Differences Between Probing A Probabilistic Model For Knowledge (Chat GPT) Vs Querying A Curated Knowledge Graph
Stephen Wolfram has written a wonderful essay about differences between probing a probabilistic model for knowledge (Chat GPT) vs querying a curated knowledge graph (Wolfram Alpha).
If Chat GPT could be trained to generate queries for Wolfram Alpha for relevant instructions. As a result, the two systems could work in a complementary manner.
AI Researchers love to train tasks in an end-to-end manner. There’s an input and you have a desired output and the model learns to get the right output as it sees more examples. Intelligence of the model becomes spread across the billions of parameters that learn this task. One may argue that this is more human like.
But we humans have learnt abstractions, formulae, chords, legal precedents to be able to break a problem down into parts and solve it piece by piece. We picture our solution as a sum of the parts. And when someone asks us to explain, we can break it down for them.
On the other hand, once an AI language model like GPT-3 or Flan-T5 is trained from all the text in the internet. Furthermore, they become further trained end-to-end with a couple of thousand datasets. To produce a meaningful output given an input (instruction). I believe breaking these down into a pipeline of conceptual tasks with each task relying on a model, information lookup from a dataset, API code, or self generated code would be a more modular way of training and we can have models with lesser parameters perform as intelligently as GPT-3.

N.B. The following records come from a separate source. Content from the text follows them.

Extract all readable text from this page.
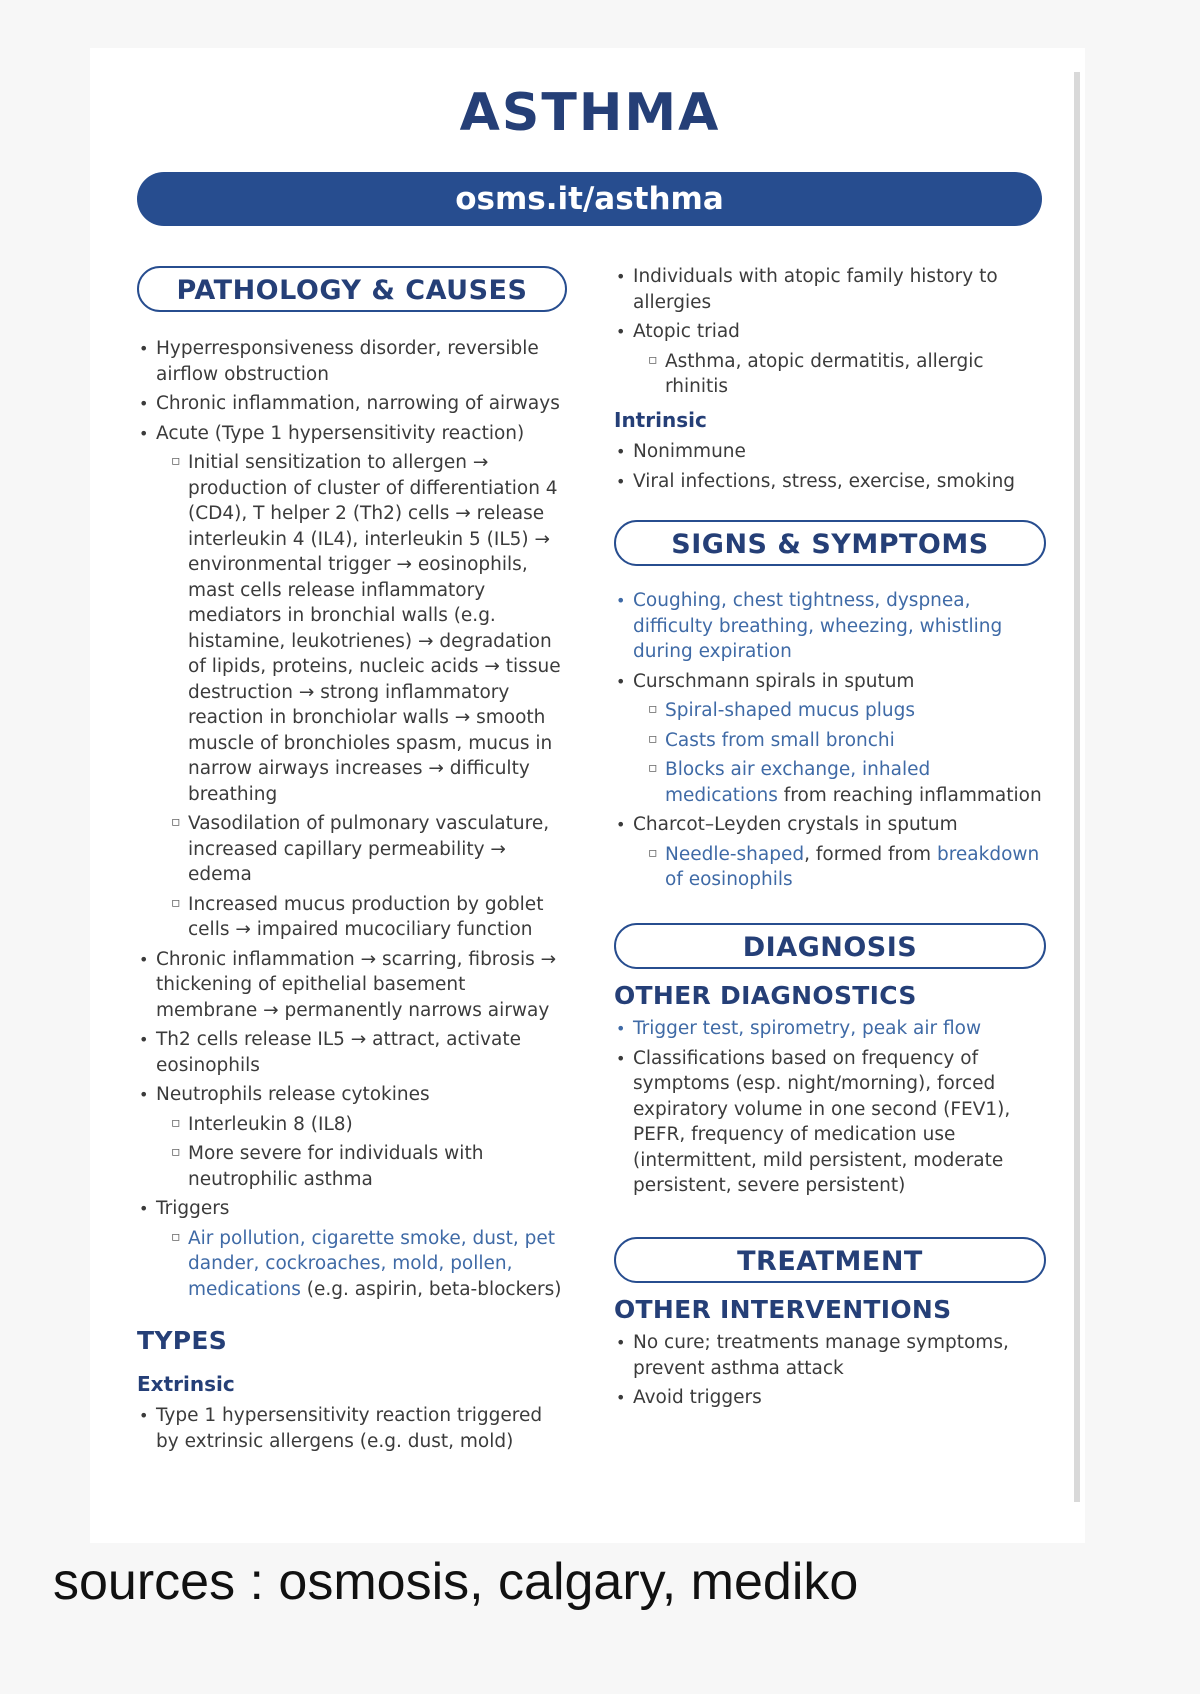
ASTHMA
osms.it/asthma
PATHOLOGY & CAUSES
• Hyperresponsiveness disorder, reversible airflow obstruction
• Chronic inflammation, narrowing of airways
• Acute (Type 1 hypersensitivity reaction)
▫ Initial sensitization to allergen → production of cluster of differentiation 4 (CD4), T helper 2 (Th2) cells → release interleukin 4 (IL4), interleukin 5 (IL5) → environmental trigger → eosinophils, mast cells release inflammatory mediators in bronchial walls (e.g. histamine, leukotrienes) → degradation of lipids, proteins, nucleic acids → tissue destruction → strong inflammatory reaction in bronchiolar walls → smooth muscle of bronchioles spasm, mucus in narrow airways increases → difficulty breathing
▫ Vasodilation of pulmonary vasculature, increased capillary permeability → edema
▫ Increased mucus production by goblet cells → impaired mucociliary function
• Chronic inflammation → scarring, fibrosis → thickening of epithelial basement membrane → permanently narrows airway
• Th2 cells release IL5 → attract, activate eosinophils
• Neutrophils release cytokines
▫ Interleukin 8 (IL8)
▫ More severe for individuals with neutrophilic asthma
• Triggers
▫ Air pollution, cigarette smoke, dust, pet dander, cockroaches, mold, pollen, medications (e.g. aspirin, beta-blockers)
TYPES
Extrinsic
• Type 1 hypersensitivity reaction triggered by extrinsic allergens (e.g. dust, mold)
• Individuals with atopic family history to allergies
• Atopic triad
▫ Asthma, atopic dermatitis, allergic rhinitis
Intrinsic
• Nonimmune
• Viral infections, stress, exercise, smoking
SIGNS & SYMPTOMS
• Coughing, chest tightness, dyspnea, difficulty breathing, wheezing, whistling during expiration
• Curschmann spirals in sputum
▫ Spiral-shaped mucus plugs
▫ Casts from small bronchi
▫ Blocks air exchange, inhaled medications from reaching inflammation
• Charcot–Leyden crystals in sputum
▫ Needle-shaped, formed from breakdown of eosinophils
DIAGNOSIS
OTHER DIAGNOSTICS
• Trigger test, spirometry, peak air flow
• Classifications based on frequency of symptoms (esp. night/morning), forced expiratory volume in one second (FEV1), PEFR, frequency of medication use (intermittent, mild persistent, moderate persistent, severe persistent)
TREATMENT
OTHER INTERVENTIONS
• No cure; treatments manage symptoms, prevent asthma attack
• Avoid triggers
sources : osmosis, calgary, mediko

In conclusion, this is similar to training a model to create new music simply by sampling audio as opposed teaching a model about notes, chords and chord progressions. Wouldn’t it be more efficient to teach the theory first and then let it generate from that knowledge? Lastly, this is what Bayesian learning is! Where the model learns by starting with priors based on a model of the world and use the data to train the priors. Hopefully someday soon we will be seeing hybrid models with emphasis on concept learning.